Many of us have been plagued with acne from our teenage years well into adulthood. We've desperately tried every over-the-counter three-step kits, home remedies, and even prescription meds to become more like our clear skin counterparts. Now, researchers at King's College in London have found that acne has its benefits: sufferers are more likely to live longer than those with perfect skin.

“For many years dermatologists have identified that the skin of acne sufferers appears to age more slowly than in those who have not experienced any acne in their lifetime. Whilst this has been observed in clinical settings, the cause of this was previously unclear,” said Dr. Simone Ribero, a dermatologist from the Department of Twin Research and Genetic Epidemiology at King's, in a statement.

In the study, published in the Journal of Investigative Dermatology, Ribero and his colleagues found signs of aging, such as wrinkles and thinning skin, often appear much later in acne sufferers because they have longer protective caps on the ends of their chromosomes in white blood cells — telomeres. These are repeated nucleotides at the end of chromosomes, responsible for protecting chromosomes from deteriorating during the process of replication. Typically, telomeres break down and shrink as cells age, leading to cell death — a normal part of human growth and aging.

Previous research has found white blood cell telomere length is a biomarker for aging. Geneticist Richard Cawthon and colleagues at the University of Utah found shorter telomeres are associated with shorter lives. Among people older than 60, those with shorter telomeres were three times more likely to die from heart disease, and eight times more likely to die from infectious disease.

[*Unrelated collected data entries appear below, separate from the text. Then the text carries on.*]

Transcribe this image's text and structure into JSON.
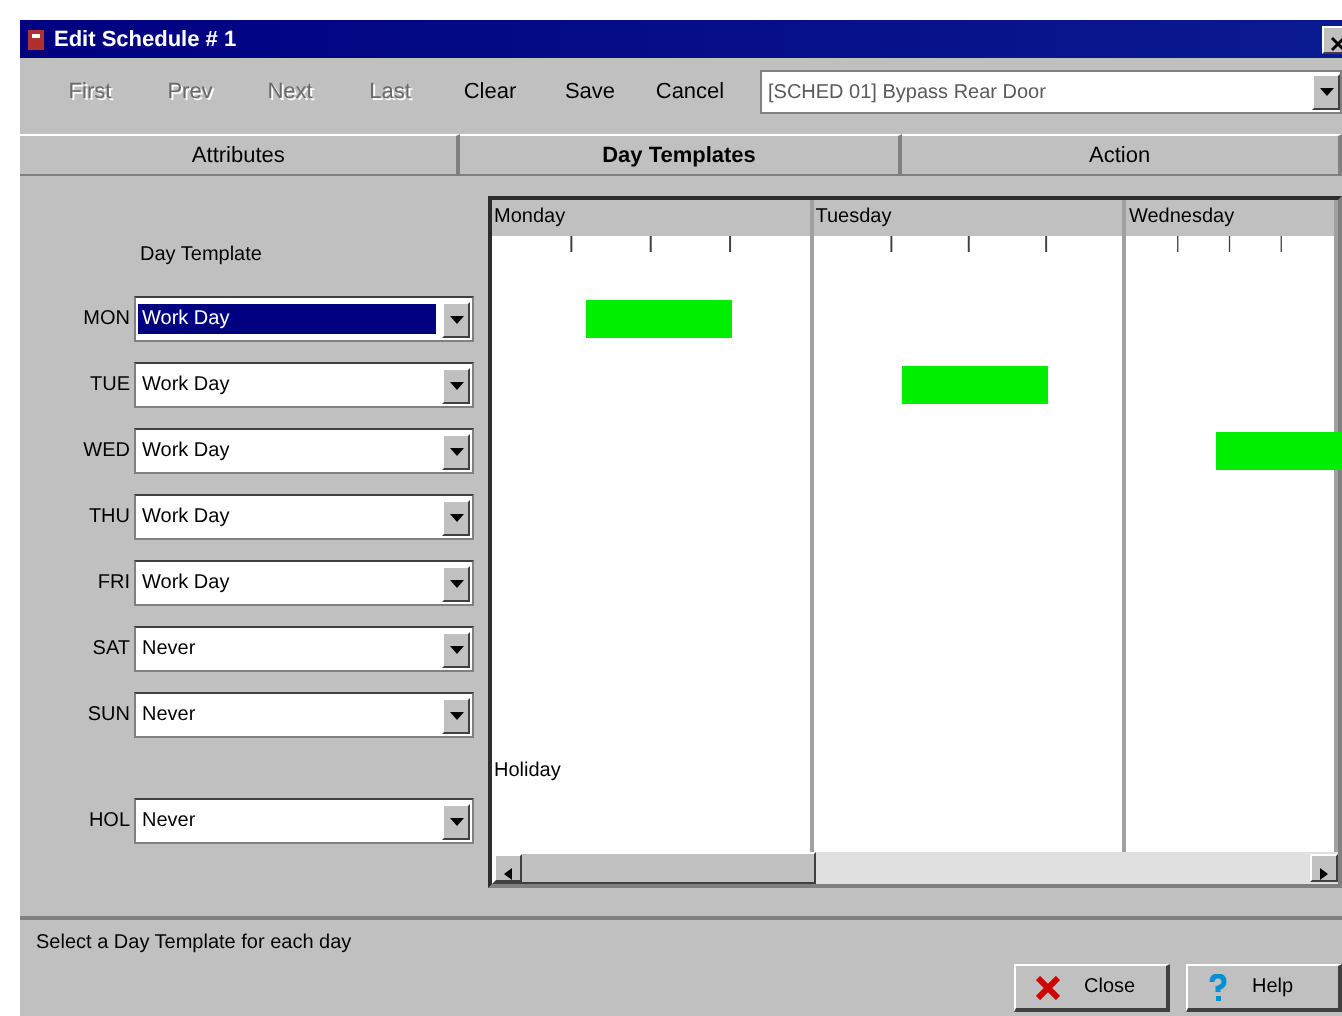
{
  "window": {
    "title": "Edit Schedule # 1"
  },
  "toolbar": {
    "buttons": [
      {
        "label": "First",
        "disabled": true
      },
      {
        "label": "Prev",
        "disabled": true
      },
      {
        "label": "Next",
        "disabled": true
      },
      {
        "label": "Last",
        "disabled": true
      },
      {
        "label": "Clear",
        "disabled": false
      },
      {
        "label": "Save",
        "disabled": false
      },
      {
        "label": "Cancel",
        "disabled": false
      }
    ],
    "record": {
      "value": "[SCHED 01] Bypass Rear Door"
    }
  },
  "tabs": [
    {
      "label": "Attributes",
      "selected": false
    },
    {
      "label": "Day Templates",
      "selected": true
    },
    {
      "label": "Action",
      "selected": false
    }
  ],
  "day_template": {
    "heading": "Day Template",
    "rows": [
      {
        "day": "MON",
        "value": "Work Day",
        "selected": true
      },
      {
        "day": "TUE",
        "value": "Work Day",
        "selected": false
      },
      {
        "day": "WED",
        "value": "Work Day",
        "selected": false
      },
      {
        "day": "THU",
        "value": "Work Day",
        "selected": false
      },
      {
        "day": "FRI",
        "value": "Work Day",
        "selected": false
      },
      {
        "day": "SAT",
        "value": "Never",
        "selected": false
      },
      {
        "day": "SUN",
        "value": "Never",
        "selected": false
      },
      {
        "day": "HOL",
        "value": "Never",
        "selected": false
      }
    ]
  },
  "timeline": {
    "days": [
      "Monday",
      "Tuesday",
      "Wednesday"
    ],
    "holiday_label": "Holiday"
  },
  "status_bar": "Select a Day Template for each day",
  "buttons": [
    {
      "kind": "close",
      "label": "Close"
    },
    {
      "kind": "help",
      "label": "Help"
    }
  ]
}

To understand the relationship between acne and aging, Ribero and his research team measured the length of white blood cell telomeres in over 1,200 twins. Twins were recruited because it's easier to identify which factors are linked to environment, and which are linked to a shared genetic profile. The length of telomeres was taken from the white blood cells of ance sufferers to compare to women who said they never had the skin condition. A quarter of the twins said they had acne at some point in their lives.

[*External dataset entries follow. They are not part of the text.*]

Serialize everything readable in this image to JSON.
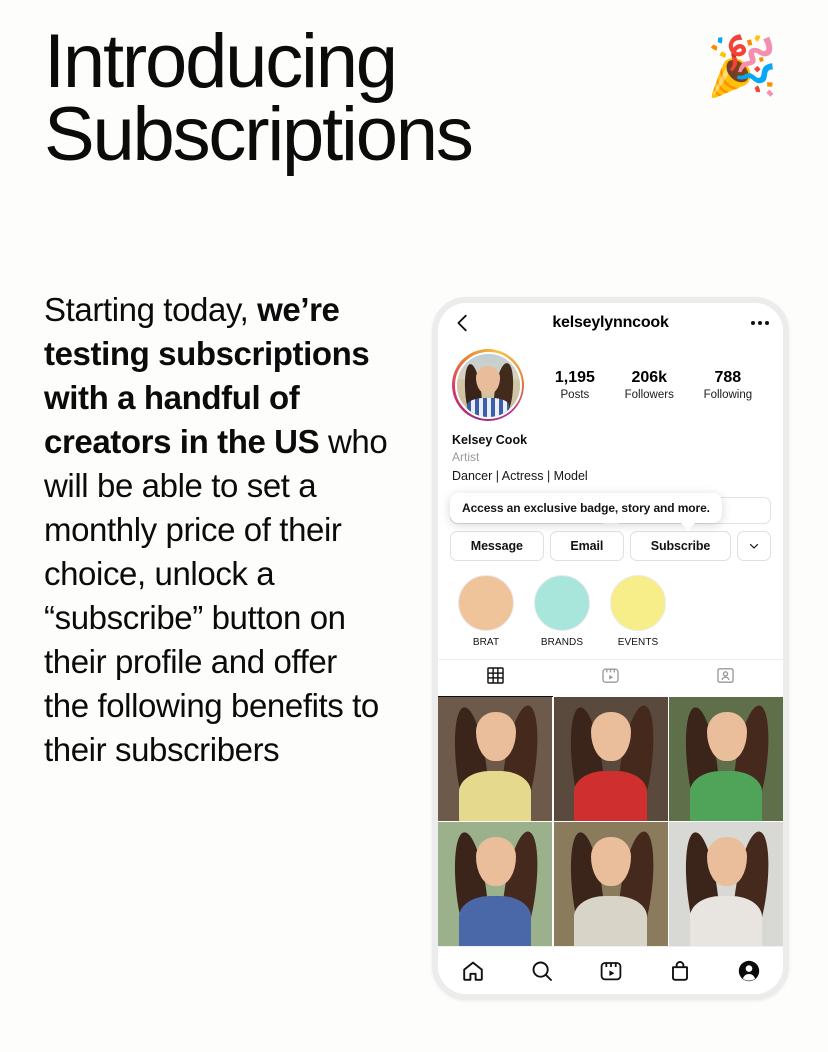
{
  "headline": {
    "line1": "Introducing",
    "line2": "Subscriptions"
  },
  "emoji": {
    "popper": "🎉",
    "name": "party-popper-emoji"
  },
  "body": {
    "part1": "Starting today, ",
    "bold": "we’re testing subscriptions with a handful of creators in the US",
    "part2": " who will be able to set a monthly price of their choice, unlock a “subscribe” button on their profile and offer the following benefits to their subscribers"
  },
  "phone": {
    "topbar": {
      "username": "kelseylynncook",
      "back_icon": "chevron-left-icon",
      "more_icon": "more-options-icon"
    },
    "profile": {
      "avatar_alt": "profile-avatar",
      "stats": [
        {
          "value": "1,195",
          "label": "Posts"
        },
        {
          "value": "206k",
          "label": "Followers"
        },
        {
          "value": "788",
          "label": "Following"
        }
      ]
    },
    "bio": {
      "name": "Kelsey Cook",
      "category": "Artist",
      "description": "Dancer | Actress | Model"
    },
    "tooltip": {
      "text": "Access an exclusive badge, story and more."
    },
    "buttons": [
      {
        "label": "Message",
        "name": "message-button"
      },
      {
        "label": "Email",
        "name": "email-button"
      },
      {
        "label": "Subscribe",
        "name": "subscribe-button"
      }
    ],
    "chevron_button": {
      "name": "more-actions-chevron-button",
      "icon": "chevron-down-icon"
    },
    "highlights": [
      {
        "label": "BRAT",
        "color": "#f0c49a"
      },
      {
        "label": "BRANDS",
        "color": "#a8e6db"
      },
      {
        "label": "EVENTS",
        "color": "#f7ee8a"
      }
    ],
    "tabs": [
      {
        "name": "tab-grid",
        "icon": "grid-icon",
        "active": true
      },
      {
        "name": "tab-reels",
        "icon": "reels-icon",
        "active": false
      },
      {
        "name": "tab-tagged",
        "icon": "tagged-icon",
        "active": false
      }
    ],
    "grid_posts": [
      {
        "name": "post-thumbnail-1",
        "bg": "#6d5a4a",
        "torso": "#e4d98c"
      },
      {
        "name": "post-thumbnail-2",
        "bg": "#5a4a3e",
        "torso": "#cf2f2f"
      },
      {
        "name": "post-thumbnail-3",
        "bg": "#5e6f4a",
        "torso": "#4fa45a"
      },
      {
        "name": "post-thumbnail-4",
        "bg": "#9bb18c",
        "torso": "#4a68a8"
      },
      {
        "name": "post-thumbnail-5",
        "bg": "#8a7b5c",
        "torso": "#d9d4c8"
      },
      {
        "name": "post-thumbnail-6",
        "bg": "#d8d8d4",
        "torso": "#e8e4df"
      }
    ],
    "bottom_nav": [
      {
        "name": "nav-home",
        "icon": "home-icon"
      },
      {
        "name": "nav-search",
        "icon": "search-icon"
      },
      {
        "name": "nav-reels",
        "icon": "reels-icon"
      },
      {
        "name": "nav-shop",
        "icon": "shop-bag-icon"
      },
      {
        "name": "nav-profile",
        "icon": "profile-avatar-icon"
      }
    ]
  },
  "colors": {
    "background": "#fdfdfb",
    "text": "#0b0b0b",
    "phone_frame": "#ececec",
    "muted": "#9a9a9a"
  }
}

Separately from the telomere study, researchers age-matched 195 twins without acne to 39 twins with acne. They then took skin biopsies and used their whole genome data to compare gene expression. In other words, they analyzed whether a gene is "switched on" or not between the groups.

The findings revealed telomere length was significantly longer in acne sufferers, meaning white blood cells were more protected from the usual deterioration that comes with age. While telomere shortening has been linked to the aging process, it is not yet known whether shorter telomeres are just a sign of aging like gray hair, —or if they actually contribute to aging.

It’s been previously suggested the acne anti-aging effect is due to oil production. As we age, our natural oil production decreases, creating dry skin that becomes resilient to the constant stretching of our muscles, which results in wrinkles. Those with acne tend to have higher oil production, which has a protective effect against premature aging.

Regarding gene expression, the researchers found one gene pathway (the p53 pathway) — regulates programmed cell death — was less expressed in the skin of acne sufferers. Reduced expression of the gene in those with acne suggests these people may produce more of a particular protein linked to that gene. By looking at skin biopsies, researchers were able to begin to understand the gene expressions related to this.

Acne sufferers can now brag about the size of their long telomeres; after all, it's keeping them forever young.